Jak starrte eine Weile gebannt auf das Naturschauspiel und riss sich dann von dem Anblick los, um die Rettungskapsel zu verlassen. Er kletterte durch die Tür und rutschte dann an der Außenwand herab. Jak hatte Bilder von Korriban gesehen, aber sie waren nichts im Vergleich zu der Realität dieser Welt. Und im Vergleich zu dem Sturm, der auf den Bildern nie zu sehen gewesen war. Auf Bildern war der Himmel zwar bewölkt und auf irgendeine Art bedrohlich gewesen, aber harmlos im Vergleich zu dem hier.

Der Pilot sah sich um. Er befand sich inmitten einer öden und kargen Felslandschaft, sehr hügelig und voll von Felsbrocken, die teilweise sogar übereinander lagen. Stalagmiten ragten aus dem Boden heraus, der an vielen Stellen Risse hatte. Er konnte nicht weit sehen, weil seine Rettungskapsel in eine Senke gestürzt war.

Er verließ diese, um sich einen Überblick zu verschaffen. Aber das brachte nicht viel, denn auch am Rand konnte man nicht sehr viel weiter sehen. Jak ging eilig zurück zu Rettungskapsel, um zu kontrollieren, welche Geräte noch funktionierten. Er nahm seinen Rucksack und warf sein Datapad hinein. Der Pilot wollte gerade nach seinem Scanner greifen, als er sah, dass dessen Energiespeicher schwer beschädigt worden war. Jak brauchte eine Weile, dann hatte er eine Verbindung zur Restenergie der Rettungskapsel hergestellt. Der Scanner arbeitete. Für ein paar Minuten vielleicht, denn der Energiefluss der Kapsel war zu stark für das kleine Gerät.

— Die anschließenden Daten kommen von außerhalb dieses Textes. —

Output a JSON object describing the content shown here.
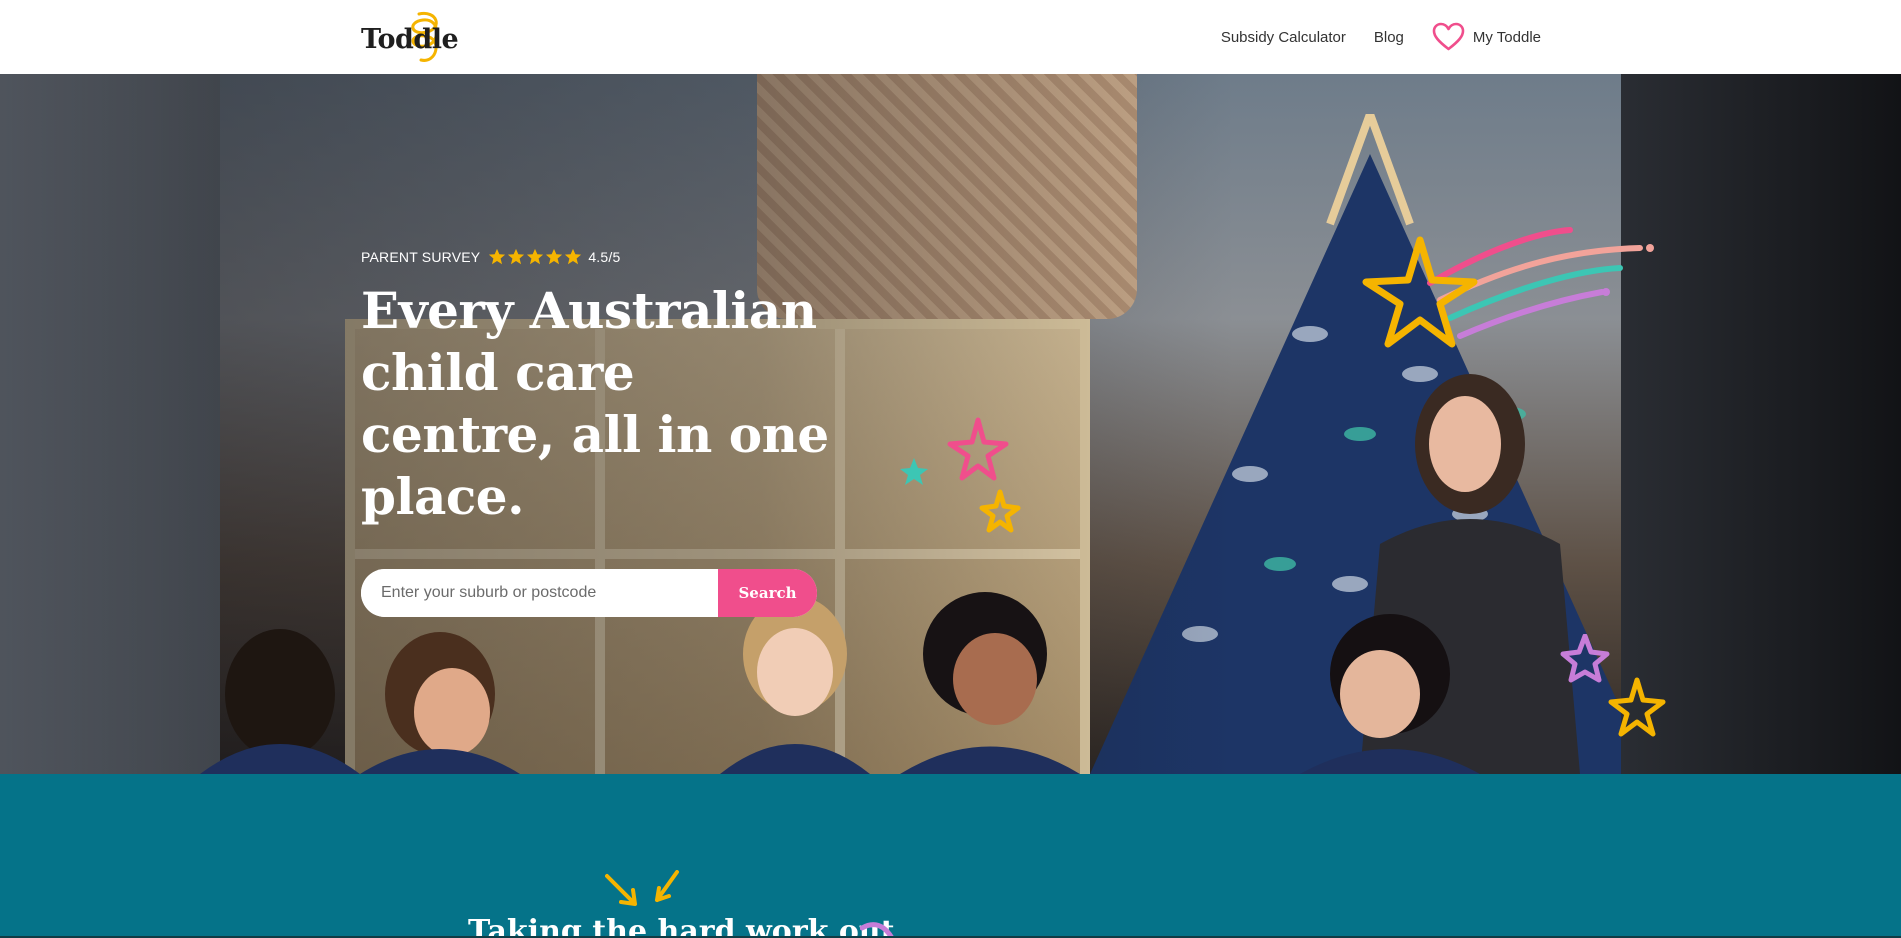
{
  "nav": {
    "logo_text": "Toddle",
    "links": [
      {
        "label": "Subsidy Calculator"
      },
      {
        "label": "Blog"
      }
    ],
    "my_toddle_label": "My Toddle",
    "heart_color": "#f04e8c"
  },
  "hero": {
    "survey_label": "PARENT SURVEY",
    "rating": "4.5/5",
    "rating_value": 4.5,
    "rating_max": 5,
    "star_color": "#f5b400",
    "headline": "Every Australian child care centre, all in one place.",
    "search": {
      "placeholder": "Enter your suburb or postcode",
      "button_label": "Search",
      "button_color": "#f04e8c"
    }
  },
  "section": {
    "title_partial": "Taking the hard work out",
    "background_color": "#057389"
  },
  "colors": {
    "accent_pink": "#f04e8c",
    "accent_yellow": "#f5b400",
    "accent_teal": "#3cc6b4",
    "accent_purple": "#c77dd8"
  }
}
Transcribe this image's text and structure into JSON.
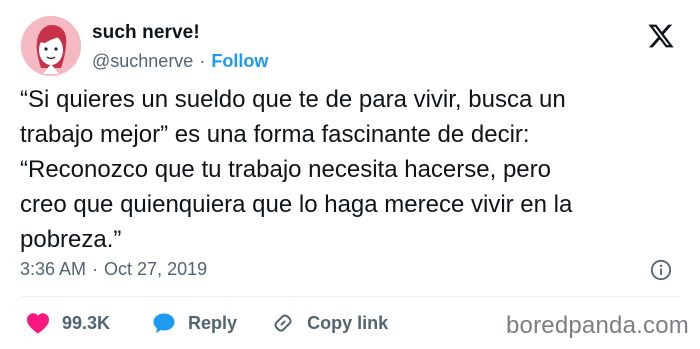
{
  "author": {
    "display_name": "such nerve!",
    "handle": "@suchnerve",
    "separator": "·",
    "follow_label": "Follow"
  },
  "tweet": {
    "lines": [
      "“Si quieres un sueldo que te de para vivir, busca un",
      "trabajo mejor” es una forma fascinante de decir:",
      "“Reconozco que tu trabajo necesita hacerse, pero",
      "creo que quienquiera que lo haga merece vivir en la",
      "pobreza.”"
    ],
    "time": "3:36 AM",
    "separator": "·",
    "date": "Oct 27, 2019"
  },
  "actions": {
    "likes": "99.3K",
    "reply_label": "Reply",
    "copy_link_label": "Copy link"
  },
  "watermark": "boredpanda.com",
  "icons": {
    "platform": "x-logo-icon",
    "info": "info-icon",
    "like": "heart-icon",
    "reply": "speech-bubble-icon",
    "copy": "link-icon"
  },
  "colors": {
    "accent": "#1d9bf0",
    "heart": "#f91880",
    "text": "#0f1419",
    "muted": "#536471",
    "avatar_bg": "#f4b9c2"
  }
}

Der Scanner ortete eine vergleichsweise kleine Menge von Stoffen, die für Korriban untypisch waren. Unter anderem Stahl. Sie schienen alle aus einer Richtung zu kommen, was auf eine Siedlung oder vielleicht auch nur ein Gebäude schließen ließ. Jak fasste etwas Mut, denn er hatte nicht erwartet auf einem Planeten, der offiziell schon lange unbewohnt war, noch jemanden zu finden. Oder machte er sich falsche Hoffungen? Das Gebäude könnte unbewohnt sein. Jak ging los.

 

Weniger als eine Stunde später erreichte er den Punkt, den der Scanner, den er in der Rettungskapsel zurückgelassen hatte, angezeigt hatte. Dort stand tatsächlich an eine Felswand gelehnt ein sehr schlichtes, mit Metallplatten verkleidetes Gebäude. Und im Sand davor waren Fußspuren. Jak kam näher und sah dabei durch die Fensterscheiben hinein. Hier schien wirklich jemand zu leben. Plötzlich bewegte sich in einem der Fenster rechts von ihm etwas. Eine Frau, die sich vorher geduckt hatte, kam hervor und hielt eine Waffe auf Jak gerichtet. Ein sehr altes Modell, aber auf die kurze Entfernung treffsicher und tödlich.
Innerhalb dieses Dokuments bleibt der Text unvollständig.